Carpintaria poética
Há uma engenharia dramática, na qual os dramaturgos exibem suas habilidades para organizarem seus conflitos, diálogos e personagens, elementos que estruturam verdadeira obra teatral. Em "Doce Árido", Tairone Vale revela-se um expert na construção autoral, posicionando seu texto na galeria dos melhores do ano na cena carioca. Implementa uma reviravolta da narrativa, cuja inteligência cênica abarca e impacta a audiência. A violência contra a mulher, traumas, opressões, estabelecem uma engrenagem dramática que desagua em relações familiares conturbadas, sinalizando dores de um isolamento rural.
Um encontro de gerações debruça-se numa rotina árdua de trabalho, diante da miséria em que vivem, com mulheres sem perspectiva, na luta por alguma dignidade. A peça atenta-nos para o descaso com gente rústica que vive desassistida de conhecimento e serviços de saúde, configurando tragicidade por vezes patética, imprimindo humor angustiante.
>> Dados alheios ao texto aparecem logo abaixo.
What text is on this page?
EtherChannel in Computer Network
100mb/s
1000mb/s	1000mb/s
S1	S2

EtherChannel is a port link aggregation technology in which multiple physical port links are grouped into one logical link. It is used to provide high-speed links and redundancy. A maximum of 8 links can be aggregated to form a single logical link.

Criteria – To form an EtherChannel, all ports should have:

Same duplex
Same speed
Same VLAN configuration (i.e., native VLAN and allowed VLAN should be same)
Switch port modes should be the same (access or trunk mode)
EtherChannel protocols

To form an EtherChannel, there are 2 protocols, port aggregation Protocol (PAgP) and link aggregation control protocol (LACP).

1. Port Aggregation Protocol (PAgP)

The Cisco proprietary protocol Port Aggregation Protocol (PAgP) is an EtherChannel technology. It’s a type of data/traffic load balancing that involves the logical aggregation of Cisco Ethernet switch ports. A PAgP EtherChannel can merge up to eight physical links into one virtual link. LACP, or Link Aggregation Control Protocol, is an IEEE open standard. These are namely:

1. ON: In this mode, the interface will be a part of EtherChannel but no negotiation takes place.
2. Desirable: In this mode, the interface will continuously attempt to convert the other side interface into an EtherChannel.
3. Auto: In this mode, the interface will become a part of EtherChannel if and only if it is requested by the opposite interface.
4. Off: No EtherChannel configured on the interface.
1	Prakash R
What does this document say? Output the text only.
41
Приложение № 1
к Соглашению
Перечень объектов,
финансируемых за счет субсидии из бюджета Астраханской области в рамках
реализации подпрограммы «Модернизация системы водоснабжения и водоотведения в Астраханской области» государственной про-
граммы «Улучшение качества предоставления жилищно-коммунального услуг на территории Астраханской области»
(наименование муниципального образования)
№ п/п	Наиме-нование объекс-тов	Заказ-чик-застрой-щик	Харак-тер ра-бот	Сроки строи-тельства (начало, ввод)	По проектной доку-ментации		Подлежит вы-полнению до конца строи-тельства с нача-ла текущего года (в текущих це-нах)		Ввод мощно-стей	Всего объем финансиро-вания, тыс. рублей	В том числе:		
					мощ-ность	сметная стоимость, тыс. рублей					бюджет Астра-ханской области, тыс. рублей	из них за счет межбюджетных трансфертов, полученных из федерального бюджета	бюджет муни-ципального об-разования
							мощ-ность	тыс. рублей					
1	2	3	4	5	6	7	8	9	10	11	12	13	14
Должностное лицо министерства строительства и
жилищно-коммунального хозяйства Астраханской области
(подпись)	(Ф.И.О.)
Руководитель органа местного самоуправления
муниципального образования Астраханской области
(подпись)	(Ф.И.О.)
O diretor articula um sustentáculo poético para sua viagem empírica e inóspita, suavizada por uma montagem sensível. Estipula silêncios aterradores que irrompem as vísceras, além de elaborar marcas que valorizam a dramaticidade. Um movimento aflitivo enquanto exaurem-se na feitura de doces gera um dos belos momentos da encenação, onde tachos aéreos permanecem acima das personagens, sufocando a própria existência. A cena em que a jovem Maria Lúcia revolta-se e destrói a mercadoria é outro acerto com efeito teatral.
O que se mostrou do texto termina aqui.